You are viewing a plain text version of this content. The canonical link for it is here.
Posted to user@cassandra.apache.org by Aklin_81 <as...@gmail.com> on 2011/02/18 08:14:34 UTC

Frequent updates of freshly written columns

Are the very freshly written columns to a row in memtables, efficiently
updated/overwritten by edited/new column values.

After flushing of memtable, are those(edited + unedited ones) columns stored
together on disk (in same blocks!?) as if they were written in one single
operation or same time ?? I know if old columns are edited then several
copies of same column will be dispersed in different sst tables, what about
fresh columns ?

Are there any disadvantages to frequently updating fresh columns present in
memtable ?

Re: Frequent updates of freshly written columns

Posted by Sylvain Lebresne <sy...@datastax.com>.
On Fri, Feb 18, 2011 at 6:19 PM, Aklin_81 <as...@gmail.com> wrote:

> Sylvain,
> I also need to store data that is frequently updated, same column
> being updated several times during each user session, at each action
> by user, But, this data is not very fresh and hence when I update this
> column frequently, there would be many versions of the same column in
> several sst files!
> Reading this type of data would not be too efficient I guess as the
> row would be totally scattered!
>
> Could there be any better strategy to store such data in cassandra?


> (Since the column holds an aggregate data obtained from all actions of
> the users, I have the need of updating that same column again & again)
>

That why compaction is for. Hopefully even if the column is scattered in
many sstable, compaction will keep that to a handfull of them. Chances are,
you won't see too bad read performances. But other than that, tweaking
memtable thresholds so that you don't flush too often will also help.

Now I don't what is your use case exactly and what is this aggregate. But if
there is a natural way to split this aggregate in multiple columns so that
each update will update only one of those columns forming the aggregate,
hopefully that would help. Really depends on what we are talking about.

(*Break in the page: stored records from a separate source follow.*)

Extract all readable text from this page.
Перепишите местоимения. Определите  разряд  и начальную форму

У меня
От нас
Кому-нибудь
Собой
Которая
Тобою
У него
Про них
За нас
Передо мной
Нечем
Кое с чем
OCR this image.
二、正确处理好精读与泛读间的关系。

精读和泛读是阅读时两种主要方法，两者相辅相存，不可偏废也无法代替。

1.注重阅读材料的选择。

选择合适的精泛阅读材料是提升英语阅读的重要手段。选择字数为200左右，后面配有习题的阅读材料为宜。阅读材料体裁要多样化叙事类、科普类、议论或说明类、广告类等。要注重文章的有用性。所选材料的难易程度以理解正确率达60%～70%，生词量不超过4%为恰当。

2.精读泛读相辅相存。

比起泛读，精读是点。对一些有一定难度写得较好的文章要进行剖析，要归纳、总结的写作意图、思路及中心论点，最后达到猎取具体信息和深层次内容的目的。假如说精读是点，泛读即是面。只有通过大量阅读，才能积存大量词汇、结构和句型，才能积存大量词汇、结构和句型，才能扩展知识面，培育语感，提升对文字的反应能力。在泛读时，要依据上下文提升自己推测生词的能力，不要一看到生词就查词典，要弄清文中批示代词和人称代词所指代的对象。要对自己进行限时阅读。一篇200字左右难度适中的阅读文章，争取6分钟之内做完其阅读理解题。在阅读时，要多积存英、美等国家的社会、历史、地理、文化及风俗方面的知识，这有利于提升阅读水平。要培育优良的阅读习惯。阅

> my another doubt,  When old column has been updated and exists in the
> memtable, but other versions of the column in SST tables exist, do the
> reads also scan the sst tables for that column, after memtable. or is
> that smart enough to say that this column is the most recent one ?
>

It can't skip the sstable. The problem is that you never know if the value
you see in the sstable is the more recent one. To take a concrete example,
suppose a node was down. When he goes up, changes are that he will see new
updates before he sees old updates that went while he was down (those will
arrive with either Hinted Handoff, read repair or repair). And more
generally, there is never any guarantee that messages will arrive to
replicas in the order they were received by the coordinator(s).

--
Sylvain


>
> On Fri, Feb 18, 2011 at 10:32 PM, Aklin_81 <as...@gmail.com> wrote:
> >
> > Sylvain,
> > I also need to store data that is frequently updated, same column being
> updated several times during each user session, at each action by user, But,
> this data is not very fresh and hence when I update this column frequently,
> there would be many versions of the same column in several sst files!
> > Reading this type of data would not be too efficient I guess as the row
> would be totally scattered!
> >
> > Could there be any better strategy to store such data in cassandra?
> >
> > (Since the column holds an aggregate data obtained from all actions of
> the users, I have the need of updating that same column again & again)
> >
> >
> > my another doubt,  When old column has been updated and exists in the
> memtable, but other versions of the column in SST tables exist, do the reads
> also scan the sst tables for that column, after memtable. or is that smart
> enough to say that this column is the most recent one ?
> >
> >
> >
> >
> > On Fri, Feb 18, 2011 at 8:54 PM, James Churchman <
> jameschurchman@gmail.com> wrote:
> >>
> >> ok great, thanks for the exact clarification
> >> On 18 Feb 2011, at 14:11, Aklin_81 wrote:
> >>
> >> Compaction does not 'mutate' the sst files, it 'merges' several sst
> files into one with new indexes, merged data rows & deleting tombstones.
> Thus you reclaim your disk space.
> >>
> >>
> >> On Fri, Feb 18, 2011 at 7:34 PM, James Churchman <
> jameschurchman@gmail.com> wrote:
> >>>
> >>> but a compaction will mutate the sstables and reclaim the
> space (eventually)  ?
> >>>
> >>> james
> >>> On 18 Feb 2011, at 08:36, Sylvain Lebresne wrote:
> >>>
> >>> On Fri, Feb 18, 2011 at 8:14 AM, Aklin_81 <as...@gmail.com> wrote:
> >>>>
> >>>> Are the very freshly written columns to a row in memtables,
> efficiently updated/overwritten by edited/new column values.
> >>>>
> >>>> After flushing of memtable, are those(edited + unedited ones) columns
> stored together on disk (in same blocks!?) as if they were written in one
> single operation or same time ?? I know if old columns are edited then
> several copies of same column will be dispersed in different sst tables,
> what about fresh columns ?
> >>>>
> >>>> Are there any disadvantages to frequently updating fresh columns
> present in memtable ?
> >>>
> >>> The SSTables are immutable but the memtable are not. As long as you
> update/overwrite a column that is still in memtable, it is simply replaced
> in memory (so it's as efficient as it gets).
> >>> In other words, when the memtable is flushed, only the last version of
> the column goes in.
> >>> --
> >>> Sylvain
> >>
> >>
> >
>

Re: Frequent updates of freshly written columns

Posted by Aklin_81 <as...@gmail.com>.
Sylvain,
I also need to store data that is frequently updated, same column
being updated several times during each user session, at each action
by user, But, this data is not very fresh and hence when I update this
column frequently, there would be many versions of the same column in
several sst files!
Reading this type of data would not be too efficient I guess as the
row would be totally scattered!

Could there be any better strategy to store such data in cassandra?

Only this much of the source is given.